I think the most of the trees are still young; trunk diameter is <3" and they are about 6-8' tall. The Rainier is the exception, with a 6" trunk and a height of 15'. I pruned out the most offensive branches in the winter, but did little to thin other branches, not knowing how cherries fruit, and wanting to avoid over-pruning my first year. Now, in the summer, I have noticed that the canopies are dense and have marked some interior branches for removal, using Phillips' book and the pruning concepts thread on this forum as a guide.
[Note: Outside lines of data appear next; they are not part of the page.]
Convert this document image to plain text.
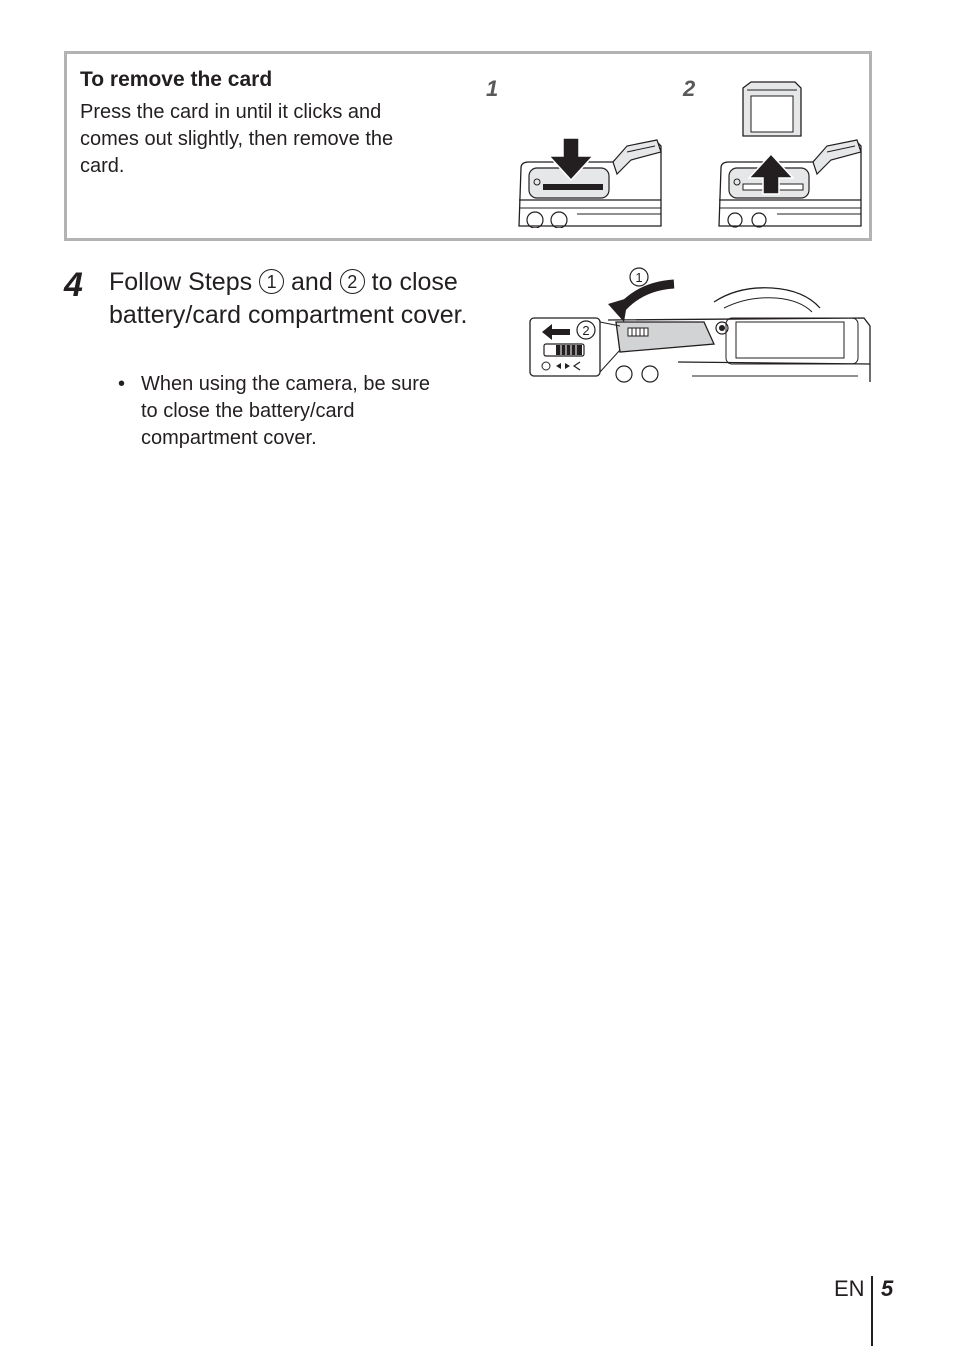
To remove the card
Press the card in until it clicks and comes out slightly, then remove the card.
1	2
4 Follow Steps 1 and 2 to close battery/card compartment cover.
• When using the camera, be sure to close the battery/card compartment cover.
1
2
EN 5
Is now a good time to prune these trees? Is this the best way to try to improve next year's crop, or is my time better spent with another strategy?

Heather Coiner
Little Hat Creek Farm
Zone 7a, Roseland, VA



Edited 2 time(s). Last edit at 07/03/2014 08:10AM by Michael Phillips.
Re: Renewal pruning sweet and sour cherries
June 30, 2014 10:05AM
Cherries are hard to keep rejuvenated. I only have pie cherries here in northern New Hampshire but my older Northstar ( going on 20 years) in particular is reaching further and further out from the tree interior. And bloom is no longer as full. Only one of the larger pruning cuts on this tree from this spring has proffered new shoot growth. It's said you can count on this response more regularly if made into three-year-old wood rather than older wood ... but I didn't make such cuts early on and thus all the blind wood within today. My Evans tree on the other hand seems to generate "trunk sprouts" of its own accord and these I bend dutifully under bearing branches, which once the older wood gets removed the next year, makes way for a renewed fruiting zone closer into the trunk.

It will be interesting to read if others have insights gained from summer pruning cherries to renew the fruiting zone. Perhaps what's said about a shorter life for prunus species in general (compared to apples and pears) is the bottom line: Pie cherries in particular peter out over time. I have two new pie cherries coming into production, a Galaxy and another Evans, both about 5 years old, and have started to think that's the surest renewal method. Small trees that can be easily netted matter when waxwings and other birds await "their share" of the crop.

Lost Nation Orchard
Zone 4b in New Hampshire



Edited 1 time(s). Last edit at 07/03/2014 08:13AM by Michael Phillips.